Policy Risk Monitor – January 2, 2025
A weekly news scan of key policy areas to help firms identify and monitor policy risks.
Tax
Trump Vows to Cut Corporate Tax Rate to 15% for Domestic Production
President-elect Donald Trump promised to cut the corporate tax rate to 15% for companies that manufacture in the United States. “You pay 21% if you don’t build here. If you do, we’re going to try and get it to 15%, but you have to build your product, make your product in the USA,” Trump said.
[See Tax Policy Alert: Trump Tax Policy Continues to Evolve.]
Trump Advisers Consider Doubling SALT Deduction Limit to $20,000
Trump’s economic advisers are considering doubling the deduction for state and local taxes (SALT) to $20,000. A group of House Republicans from high-tax states is demanding an increase to the deduction limit in exchange for support of an extension of the Tax Cuts and Jobs Act (TCJA). The idea of removing the limit entirely is off the table. Residents of New York, New Jersey, and California are the primary beneficiaries of the SALT deduction.

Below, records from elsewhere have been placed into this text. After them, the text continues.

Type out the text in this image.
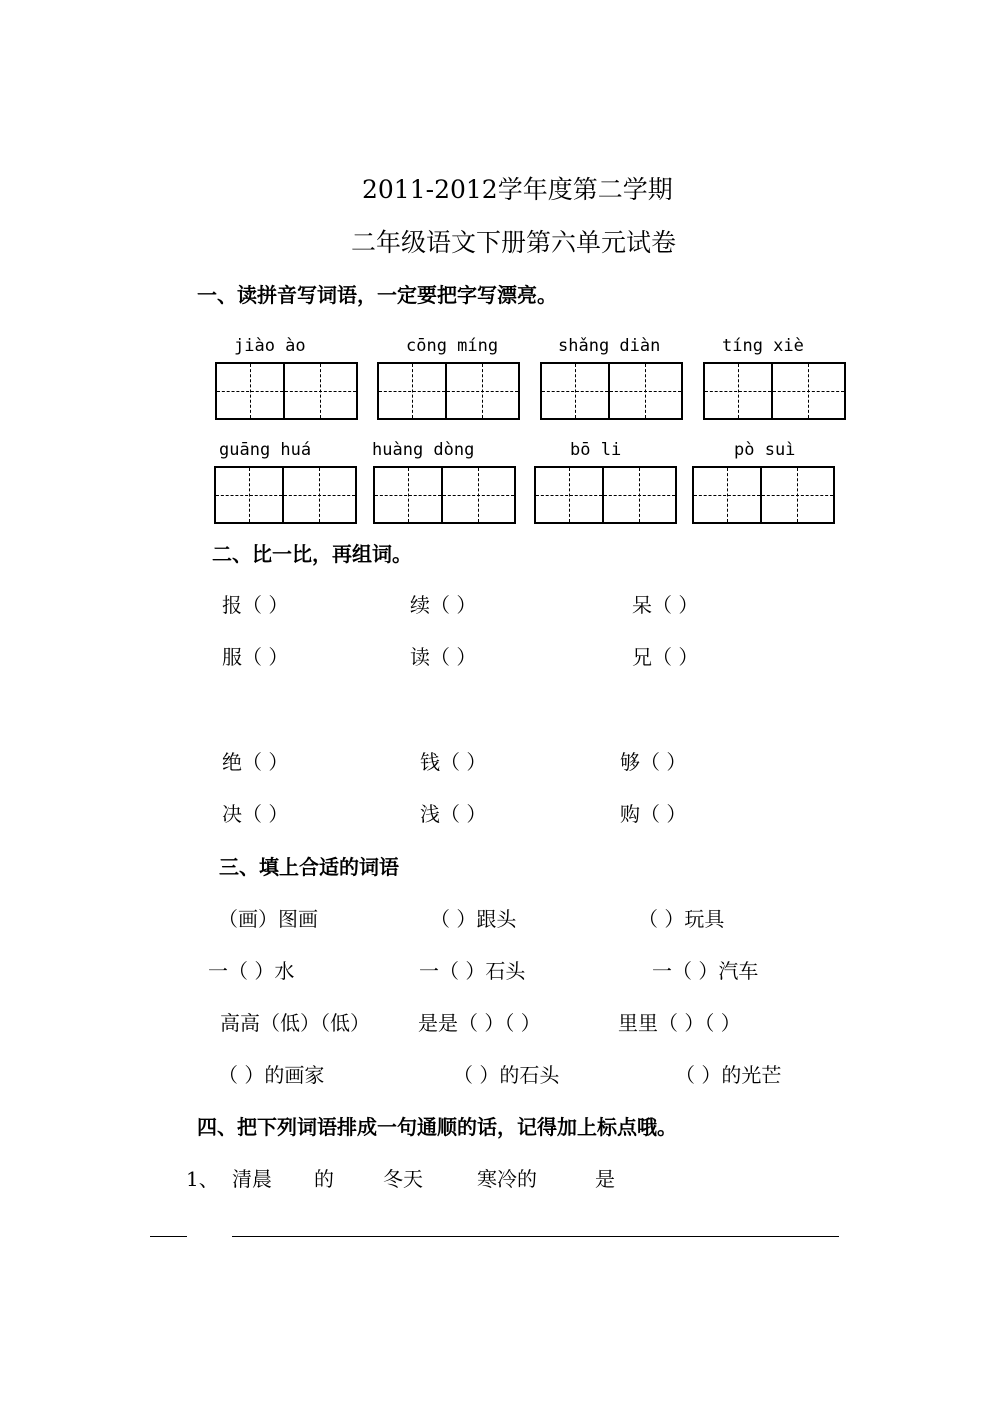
2011-2012学年度第二学期
二年级语文下册第六单元试卷
一、读拼音写词语，一定要把字写漂亮。
jiào ào	cōng míng	shǎng diàn	tíng xiè
guāng huá	huàng dòng	bō li	pò suì
二、比一比，再组词。
报（ ）	续（ ）	呆（ ）
服（ ）	读（ ）	兄（ ）
绝（ ）	钱（ ）	够（ ）
决（ ）	浅（ ）	购（ ）
三、填上合适的词语
（画）图画	（ ）跟头	（ ）玩具
一（ ）水	一（ ）石头	一（ ）汽车
高高（低）（低） 是是（ ）（ ）	里里（ ）（ ）
（ ）的画家	（ ）的石头	（ ）的光芒
四、把下列词语排成一句通顺的话，记得加上标点哦。
1、 清晨 的 冬天	寒冷的	是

Study Finds Tax Cuts Might Not Boost Economy
A new analysis from the nonpartisan Committee for a Responsible Federal Budget (CRFB) found that the “economic effects of extending the expiring parts of the Tax Cuts and Jobs Act (TCJA) would offset 1 to 14 percent of the revenue loss – falling well short of the 100 percent needed to pay for itself.” According to the report, new data from the Congressional Budget Office (CBO) found that “economic feedback may not cover any of the revenue loss and that TCJA extension might even add more to the debt on a dynamic basis, particularly over the long run, than under conventional scoring.”
Trade
USTR Investigates China’s Semiconductor Policies
U.S. Trade Representative Katherine Tai announced a Section 301 investigation regarding “China’s acts, policies, and practices related to targeting of the semiconductor industry for dominance.” The announced stated that “[evidence indicates that China seeks to dominate domestic and global markets in the semiconductor industry and undertakes extensive anticompetitive and non-market means, including setting and pursuing market share targets, to achieve indigenization and self-sufficiency.” Chin’s acts, policies, and practices appear to have and to threaten detrimental impacts on the United States and other economies, undermining the competitiveness of American industry and workers, critical U.S. supply chains, and U.S. economic security.

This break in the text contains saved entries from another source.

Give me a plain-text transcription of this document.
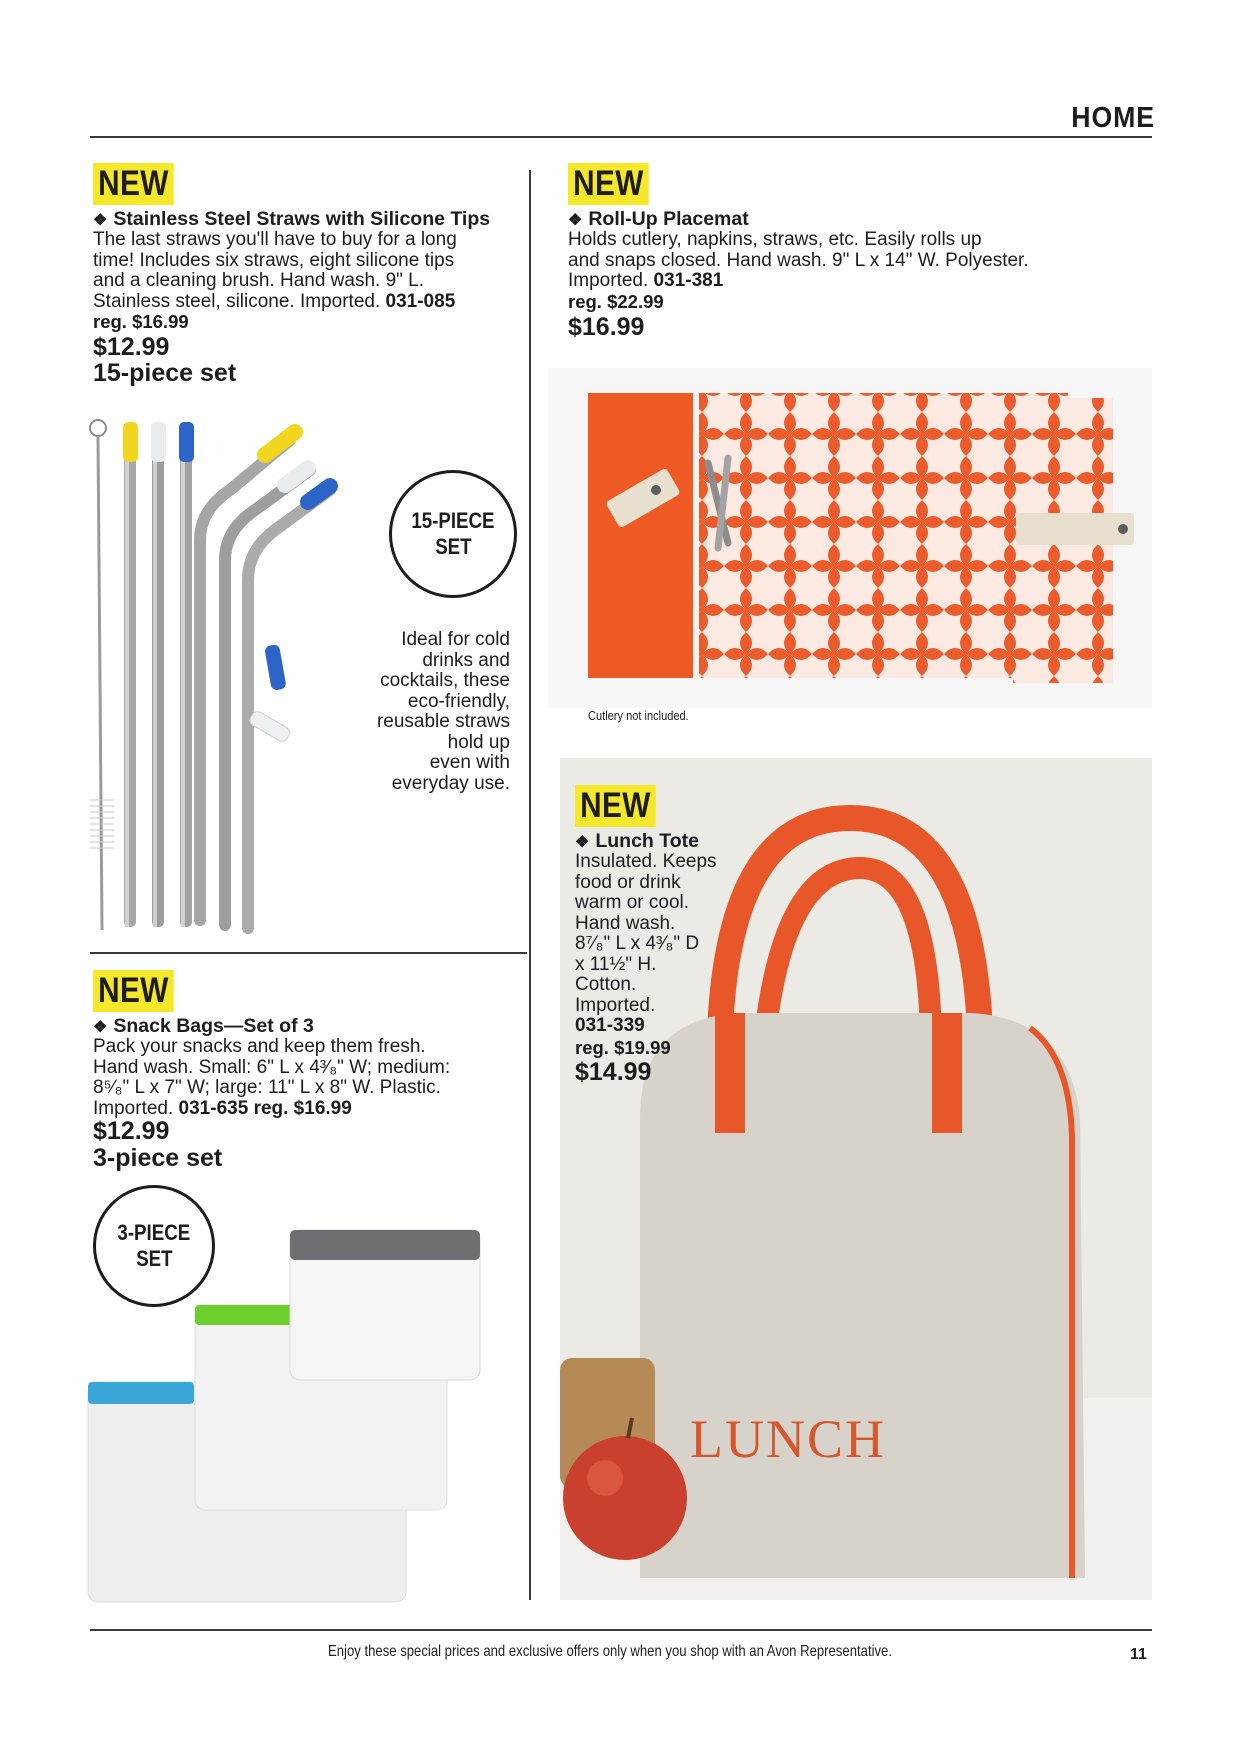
HOME
NEW
❖ Stainless Steel Straws with Silicone Tips
The last straws you'll have to buy for a long
time! Includes six straws, eight silicone tips
and a cleaning brush. Hand wash. 9" L.
Stainless steel, silicone. Imported. 031-085
reg. $16.99
$12.99
15-piece set
15-PIECE
SET
Ideal for cold
drinks and
cocktails, these
eco-friendly,
reusable straws
hold up
even with
everyday use.
NEW
❖ Snack Bags—Set of 3
Pack your snacks and keep them fresh.
Hand wash. Small: 6" L x 4³⁄₈" W; medium:
8⁵⁄₈" L x 7" W; large: 11" L x 8" W. Plastic.
Imported. 031-635 reg. $16.99
$12.99
3-piece set
3-PIECE
SET
NEW
❖ Roll-Up Placemat
Holds cutlery, napkins, straws, etc. Easily rolls up
and snaps closed. Hand wash. 9" L x 14" W. Polyester.
Imported. 031-381
reg. $22.99
$16.99
Cutlery not included.
LUNCH
NEW
❖ Lunch Tote
Insulated. Keeps
food or drink
warm or cool.
Hand wash.
8⁷⁄₈" L x 4³⁄₈" D
x 11½" H.
Cotton.
Imported.
031-339
reg. $19.99
$14.99
Enjoy these special prices and exclusive offers only when you shop with an Avon Representative.	11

Trump Warns EU to Buy More U.S. Oil and Gas or Face Tariffs
President-elect Donald Trump threatened the European Union with tariffs unless they buy more U.S. oil and gas. “I told the European Union that they must make up their tremendous deficit with the United States by the large scale purchase of our oil and gas. Otherwise, it is TARIFFS all the way!!!,” he said on Truth Social. "The EU is committed to phasing out energy imports from Russia and diversifying our sources of supply," an EU spokesperson said, according to Reuters.
Canada Considering Export Taxes on Uranium and Oil if U.S. Imposes Tariffs
Canada is examining the use of export taxes on major commodities, notably uranium and oil, if the United States imposes tariffs on the country’s exports. The country would likely first impose retaliatory tariffs on U.S. goods and export controls on certain Canadian products, Bloomberg reported.
EU Officials Consider New Trade Remedies against Chinese Imports
EU policymakers are worried that traditional trade measures would be too slow to deploy and would rely on a strong consensus from member states, the Financial Times reported. Officials are concerned that divisions between the EU member states over trade with China will hurt the EU’s ability to oppose a potential flood of cheap goods from China.
Foreign Investment
CFIUS Raises Concerns about Nippon-U.S. Steel Deal
The Committee on Foreign Investment in the United States (CFIUS) reported to the White House that the panel had not reached consensus that the Nippon Steel Corp.’s acquisition of U.S. Steel did not pose any security risks. In an attempt to save the deal, Nippon later offered the U.S. government a veto over any reduction in US Steel Corp.’s production capacity. CFIUS had raised concerns that the transaction would lead to a decline in U.S. steel production.